Elevated API Errors

Incident Report for balena.io

Postmortem

What Happened

On January 28, our API experienced degraded performance due to a cascading pod failure triggered by infrastructure inconsistency.

Root Cause

We unexpectedly had one node running on an older generation CPU, which caused uneven load distribution. When that node's pod failed a health check under normal traffic spikes, it triggered a cascading failure across other pods (a "thundering herd" effect).

Resolution

We resolved the incident by:

  • Scaling up the number of API pods to restore capacity during recovery
  • Removing the infrastructure inconsistency that caused the initial failure
  • Adjusting health check configurations to prevent similar cascading failures

We apologize for any disruption this caused and appreciate your patience as we continue improving our platform's resilience.

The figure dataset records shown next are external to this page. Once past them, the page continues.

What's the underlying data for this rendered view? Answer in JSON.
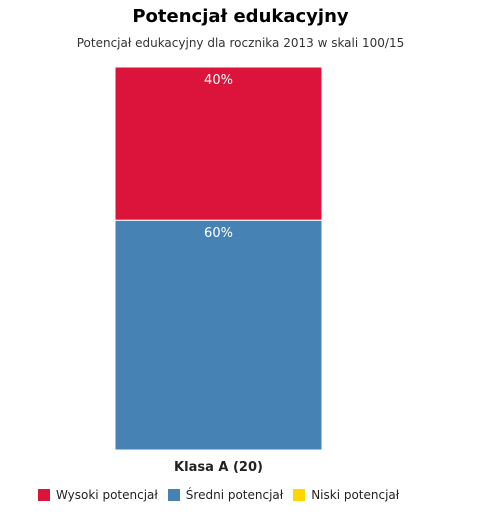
{
  "chart_data": {
    "type": "bar",
    "stacked": true,
    "title": "Potencjał edukacyjny",
    "subtitle": "Potencjał edukacyjny dla rocznika 2013 w skali 100/15",
    "categories": [
      "Klasa A (20)"
    ],
    "ylim": [
      0,
      100
    ],
    "series": [
      {
        "name": "Wysoki potencjał",
        "values": [
          40
        ],
        "label": "40%",
        "color": "#dc143c"
      },
      {
        "name": "Średni potencjał",
        "values": [
          60
        ],
        "label": "60%",
        "color": "#4682b4"
      },
      {
        "name": "Niski potencjał",
        "values": [
          0
        ],
        "label": "",
        "color": "#ffd700"
      }
    ],
    "legend_position": "bottom-left",
    "grid": false
  }
}
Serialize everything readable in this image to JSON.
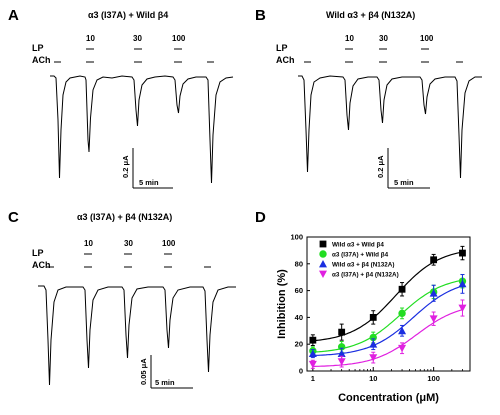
{
  "panels": {
    "A": {
      "letter": "A",
      "title": "α3 (I37A) + Wild β4",
      "scale_y": "0.2 μA",
      "scale_x": "5 min"
    },
    "B": {
      "letter": "B",
      "title": "Wild α3 + β4 (N132A)",
      "scale_y": "0.2 μA",
      "scale_x": "5 min"
    },
    "C": {
      "letter": "C",
      "title": "α3 (I37A) + β4 (N132A)",
      "scale_y": "0.05 μA",
      "scale_x": "5 min"
    },
    "D": {
      "letter": "D"
    }
  },
  "row_labels": {
    "lp": "LP",
    "ach": "ACh"
  },
  "lp_concentrations": [
    "10",
    "30",
    "100"
  ],
  "colors": {
    "wild_wild": "#000000",
    "i37a_wild": "#22dd22",
    "wild_n132a": "#1a2ee0",
    "i37a_n132a": "#e020e0"
  },
  "chart_data": {
    "type": "scatter",
    "xlabel": "Concentration (μM)",
    "ylabel": "Inhibition (%)",
    "xscale": "log",
    "xlim": [
      0.8,
      400
    ],
    "ylim": [
      0,
      100
    ],
    "xticks": [
      1,
      10,
      100
    ],
    "yticks": [
      0,
      20,
      40,
      60,
      80,
      100
    ],
    "legend_position": "top-left",
    "x": [
      1,
      3,
      10,
      30,
      100,
      300
    ],
    "series": [
      {
        "name": "Wild α3 + Wild β4",
        "color": "#000000",
        "marker": "square",
        "values": [
          23,
          29,
          40,
          61,
          83,
          88
        ],
        "errors": [
          4,
          6,
          5,
          5,
          4,
          5
        ]
      },
      {
        "name": "α3 (I37A) + Wild β4",
        "color": "#22dd22",
        "marker": "circle",
        "values": [
          15,
          18,
          25,
          43,
          59,
          67
        ],
        "errors": [
          3,
          4,
          4,
          4,
          5,
          5
        ]
      },
      {
        "name": "Wild α3 + β4 (N132A)",
        "color": "#1a2ee0",
        "marker": "triangle-up",
        "values": [
          13,
          13,
          20,
          30,
          58,
          65
        ],
        "errors": [
          3,
          4,
          4,
          4,
          6,
          7
        ]
      },
      {
        "name": "α3 (I37A) + β4 (N132A)",
        "color": "#e020e0",
        "marker": "triangle-down",
        "values": [
          5,
          7,
          10,
          17,
          39,
          47
        ],
        "errors": [
          3,
          4,
          4,
          4,
          5,
          6
        ]
      }
    ]
  }
}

Posted Jan 29, 2026 - 21:49 UTC

Resolved

This incident has been resolved.
Posted Jan 28, 2026 - 22:06 UTC

Monitoring

A fix has been implemented and we are monitoring the results.
Posted Jan 28, 2026 - 20:08 UTC

Identified

The issue has been identified and a fix is being implemented.
Posted Jan 28, 2026 - 19:45 UTC

Investigating

We're experiencing an elevated level of API errors and are currently looking into the issue.
Posted Jan 28, 2026 - 18:54 UTC
This incident affected: API and Application Builder.